To get “Duration”, MySQL just subtracts time-of-day [for the previous stage] from time-of-day [for the current stage].

The first (”starting”) row has the duration since the statement execution started, so it doesn’t include some network-IO overhead.

source_function

I tend to think that “state” is more explanatory than “source_function”, but if you really need to get an exact idea about the stage that’s been reached, source_function and source_line are the things to look at. The reference is of course to the source code at build time, so if you pull and build at different times, or depend on a binary distribution, you might have a bit of trouble with these values.

The columns that come from getrusage()

Remember that the lines for ‘timing’ invoked a get-time-of-day function, and then this:
#ifdef HAVE_GETRUSAGE
getrusage(RUSAGE_SELF, &rusage);
#endif
which means “call the operating system’s getrusage() function f it’s there”.
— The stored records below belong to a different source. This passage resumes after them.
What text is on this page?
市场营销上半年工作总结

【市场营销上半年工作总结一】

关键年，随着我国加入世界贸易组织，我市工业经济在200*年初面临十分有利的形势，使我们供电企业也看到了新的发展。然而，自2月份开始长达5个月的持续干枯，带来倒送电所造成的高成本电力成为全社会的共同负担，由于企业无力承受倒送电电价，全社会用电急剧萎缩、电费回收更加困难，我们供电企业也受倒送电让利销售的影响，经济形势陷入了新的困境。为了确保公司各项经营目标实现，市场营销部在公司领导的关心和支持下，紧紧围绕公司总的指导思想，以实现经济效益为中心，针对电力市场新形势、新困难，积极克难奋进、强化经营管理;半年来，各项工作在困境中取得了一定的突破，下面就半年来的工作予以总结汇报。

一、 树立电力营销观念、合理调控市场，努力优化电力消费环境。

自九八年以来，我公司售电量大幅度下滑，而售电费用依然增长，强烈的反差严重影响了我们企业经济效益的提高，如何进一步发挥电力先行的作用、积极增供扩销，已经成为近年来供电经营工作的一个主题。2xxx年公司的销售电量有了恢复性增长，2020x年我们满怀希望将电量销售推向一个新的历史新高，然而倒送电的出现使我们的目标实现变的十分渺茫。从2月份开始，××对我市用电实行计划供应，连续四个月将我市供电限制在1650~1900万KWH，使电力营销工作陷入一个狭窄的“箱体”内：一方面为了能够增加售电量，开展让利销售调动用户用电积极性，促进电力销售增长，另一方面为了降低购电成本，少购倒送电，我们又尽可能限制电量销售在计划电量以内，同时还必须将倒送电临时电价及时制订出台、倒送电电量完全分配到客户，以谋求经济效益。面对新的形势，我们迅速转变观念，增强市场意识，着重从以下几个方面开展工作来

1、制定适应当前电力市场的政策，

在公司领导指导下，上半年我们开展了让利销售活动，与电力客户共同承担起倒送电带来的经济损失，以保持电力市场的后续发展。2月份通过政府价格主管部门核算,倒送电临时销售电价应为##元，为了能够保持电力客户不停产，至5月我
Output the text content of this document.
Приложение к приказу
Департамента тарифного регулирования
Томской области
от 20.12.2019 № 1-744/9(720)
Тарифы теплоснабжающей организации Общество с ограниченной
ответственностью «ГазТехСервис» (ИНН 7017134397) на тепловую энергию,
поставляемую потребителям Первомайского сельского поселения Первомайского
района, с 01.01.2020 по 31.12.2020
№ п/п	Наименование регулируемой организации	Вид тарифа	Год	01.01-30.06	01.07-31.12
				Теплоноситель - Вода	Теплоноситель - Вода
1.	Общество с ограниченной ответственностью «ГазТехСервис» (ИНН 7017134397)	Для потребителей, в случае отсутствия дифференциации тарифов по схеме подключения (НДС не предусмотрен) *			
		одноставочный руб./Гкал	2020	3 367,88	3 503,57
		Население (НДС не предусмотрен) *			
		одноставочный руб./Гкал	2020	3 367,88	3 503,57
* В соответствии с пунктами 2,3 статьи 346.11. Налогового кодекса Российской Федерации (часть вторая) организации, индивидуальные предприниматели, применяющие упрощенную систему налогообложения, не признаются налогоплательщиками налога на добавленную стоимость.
The getrusage() function is available on most operating systems but the MySQL names are all different from the getrusage names. Here is a handy chart:

MYSQL COLUMN NAME               GETRUSAGE FIELD NAME
CPU_USER decimal(9,6)           ru_utime
CPU_SYSTEM decimal(9,6)         ru_stime
CONTEXT_VOLUNTARY               ru_nvcsw
CONTEXT_INVOLUNTARY int(20)     ru_nivcsw
BLOCK_OPS_IN int(20)            ru_inblock
BLOCK_OPS_OUT int(20)           ru_oublock
MESSAGES_SENT int(20)           ru_msgend
MESSAGES_RECEIVED int(20)       ru_msgrcv
PAGE_FAULTS_MAJOR int(20)       ru_majflt
PAGE_FAULTS_MINOR int(20)       ru_minflt
SWAPS int(20)                   ru_nswap

The possibly interesting values are PAGE_FAULTS_MAJOR (which tells you if the operating system had to do a disk read because it didn’t have a copy of the disk block in its memory), CONTEXT_VOLUNTARY (which may help you guess the number of “waits” i.e. how many times a thread had to wait for something), and BLOCK_OPS_IN + BLOCK_OPS_OUT (which give a good hint about how active the disk is).

Some things may need emphasis for a MySQL context.
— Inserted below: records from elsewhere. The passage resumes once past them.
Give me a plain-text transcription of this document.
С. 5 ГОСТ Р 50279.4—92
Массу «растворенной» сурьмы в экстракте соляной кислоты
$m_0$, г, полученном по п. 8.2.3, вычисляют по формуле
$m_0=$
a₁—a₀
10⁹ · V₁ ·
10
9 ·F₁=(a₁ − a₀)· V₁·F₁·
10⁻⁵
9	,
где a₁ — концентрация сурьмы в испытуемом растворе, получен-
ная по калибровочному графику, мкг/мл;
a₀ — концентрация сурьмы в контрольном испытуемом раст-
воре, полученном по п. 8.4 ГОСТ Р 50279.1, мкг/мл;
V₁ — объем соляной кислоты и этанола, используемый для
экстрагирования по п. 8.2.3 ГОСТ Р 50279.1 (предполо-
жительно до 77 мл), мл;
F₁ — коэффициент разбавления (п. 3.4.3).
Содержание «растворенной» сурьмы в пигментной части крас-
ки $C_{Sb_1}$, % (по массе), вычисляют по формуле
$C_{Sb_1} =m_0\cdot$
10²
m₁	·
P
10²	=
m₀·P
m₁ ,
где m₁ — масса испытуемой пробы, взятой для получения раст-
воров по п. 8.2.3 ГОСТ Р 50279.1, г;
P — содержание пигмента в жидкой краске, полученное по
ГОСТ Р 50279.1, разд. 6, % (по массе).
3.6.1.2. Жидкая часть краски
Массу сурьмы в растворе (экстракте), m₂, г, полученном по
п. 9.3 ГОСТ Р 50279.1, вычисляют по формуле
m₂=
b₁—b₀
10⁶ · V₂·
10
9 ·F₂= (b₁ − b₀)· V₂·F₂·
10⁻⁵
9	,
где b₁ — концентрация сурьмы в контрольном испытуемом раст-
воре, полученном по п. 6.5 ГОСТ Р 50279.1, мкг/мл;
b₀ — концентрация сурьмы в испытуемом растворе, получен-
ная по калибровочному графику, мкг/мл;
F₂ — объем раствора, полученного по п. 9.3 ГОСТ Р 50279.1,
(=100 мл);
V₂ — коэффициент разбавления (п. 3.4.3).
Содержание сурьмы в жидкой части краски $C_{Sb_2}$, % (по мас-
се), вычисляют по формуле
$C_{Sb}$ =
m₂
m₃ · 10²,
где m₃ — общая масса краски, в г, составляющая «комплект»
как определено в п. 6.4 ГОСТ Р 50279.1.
1 It does not work on Windows!
There is a Windows-API function to get the number of page faults and some memory information: GetProcessMemoryInfo (http://msdn.microsoft.com/en-us/library/ms683219(VS.85).aspx). And GetProcessTimes might give something like ru_utime + ru_stime. So we could get at least some of the getrusage() data. But we don’t.

2 It’s per process not per thread!
Since MySQL tends to use a thread-per-connection model, it might be most interesting to know “how long did this process take for this thread” rather than “how long did it take for the whole process (which includes other threads)”. This way, if some other job interrupts, you’ll see the other job’s time rather than your own. Linux is moving towards per-thread accounting (my Brazilian colleague informed me it’s already working fine with the 2.6.25 kernel), but on a busy system your times may be misleading.

3 It gives estimates that are useless for short measurements!
Usually getrusage() is getting information that the operating system deposited the last time there was a ‘timer tick’, which could be as much as 1/100 seconds ago. Some operating systems tick 1000 times per second instead of 100 times per second, and Solaris has “microstate accounting” which means it’s precise. But as a general rule you can’t trust getrusage() results for high precision.

All of these observations are okay, given the purpose of the profile feature. But I thought you should know about them.

The future

If we decide to remove a feature, we always give plenty of warning with a “deprecation notice”. At time of writing there is no deprecation notice for the profiling feature.